MDDM 26: "Philadelphia girls"

jbor jbor at bigpond.com
Wed Jan 9 09:10:48 CST 2002


Bandwraith at aol.com wrote:
 
> Nice to see a little demo of patriotism to get us off and cracking
> in America:
> 
> These are Philadelphia girls,- who, in the articles of reckless
> Flirtation, the
> Surveyors will discover, put all the stoep-sitters of Cape Town quite in
> Eclipse.
> [259].
> 
> And do I hear an echo of: 'The Articles of Confederation' in the above line?
> But beyond that, how striking the difference between the drab Cape Town
> with it's strictly delineated zones and this more free-flowing American polis.
> 
> It's no wonder the impulsive Jere, picking up on the spirit of the times,
> greets
> the lambent Franklin with: "Good Patriots All !" [266.7]


It always intrigues me that "patriotism" is seen as something virtuous and
desirable, while "nationalism" is regarded as a terrible evil, when they're
pretty much one and the same thing ....

I don't know that Cape Town was really all that "drab"; there was colour and
exoticism aplenty in the Malay quarter for sure. But I do agree that
Philadelphia seems a racier and more cosmopolitan town by comparison.
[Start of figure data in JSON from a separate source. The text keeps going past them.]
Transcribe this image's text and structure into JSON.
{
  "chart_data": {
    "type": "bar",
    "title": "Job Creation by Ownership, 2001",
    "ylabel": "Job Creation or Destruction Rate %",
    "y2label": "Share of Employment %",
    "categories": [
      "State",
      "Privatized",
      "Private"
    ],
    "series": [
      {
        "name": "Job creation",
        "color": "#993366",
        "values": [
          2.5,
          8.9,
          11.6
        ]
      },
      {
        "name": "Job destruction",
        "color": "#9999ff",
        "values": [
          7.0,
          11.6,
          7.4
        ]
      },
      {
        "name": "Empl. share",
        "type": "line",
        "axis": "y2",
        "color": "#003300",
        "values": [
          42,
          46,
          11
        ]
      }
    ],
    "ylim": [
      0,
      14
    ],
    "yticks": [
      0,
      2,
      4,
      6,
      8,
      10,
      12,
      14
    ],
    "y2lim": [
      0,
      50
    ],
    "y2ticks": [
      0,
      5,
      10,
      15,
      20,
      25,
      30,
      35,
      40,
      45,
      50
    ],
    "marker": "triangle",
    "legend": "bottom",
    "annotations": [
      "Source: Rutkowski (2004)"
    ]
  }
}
The characterisations of Franklin (and, soon, Washington) seem to me to be
even more outlandish and fictionalised than those of Mason and Dixon, though
I have to admit I know as little about the biographies of the former as I do
of the latter's so perhaps I'm not a good judge of this. But, undoubtedly,
there was a great deal more in the "historical record" for Pynchon to go on
for Ben and George, so I'm not sure just how much in their respective
personalities and pathologies has actually been "cut from whole cloth", as
it were, or given a cloak of verisimilitude, or whether their characters are
in fact more aligned to the sort of received wisdom which has been passed
down about them through the centuries. I got an impression first time around
that it was in the depictions of these two that Pynchon was at his most
iconoclastic in the novel. There certainly seems to be an element of
ambivalence, at least, in Pynchon's portrayal of Franklin in Ch. 27, and
Dixon's "impulsive" ejaculation of "Good Patriots all!" isn't quite apt in
the context either.

There's a sense of unease which permeates the opening description in Ch. 26
too, all those familiar sounds and objects suddenly become malevolent: the
unidentified animal at the headland with "narrowly set Eyes that glow a
Moment", the "feral screaming in the Brakes", as well as the way in which
the "Town came to swallow one by one their Oceanick Degrees of Freedom" as
the Packet finally reaches the dock. (258) Quite spooky really.

best


                                     ***

                         "My belief is that recluse
                        is a code word generated by
                          journalists ... meaning,
                    'doesn't like to talk to reporters'."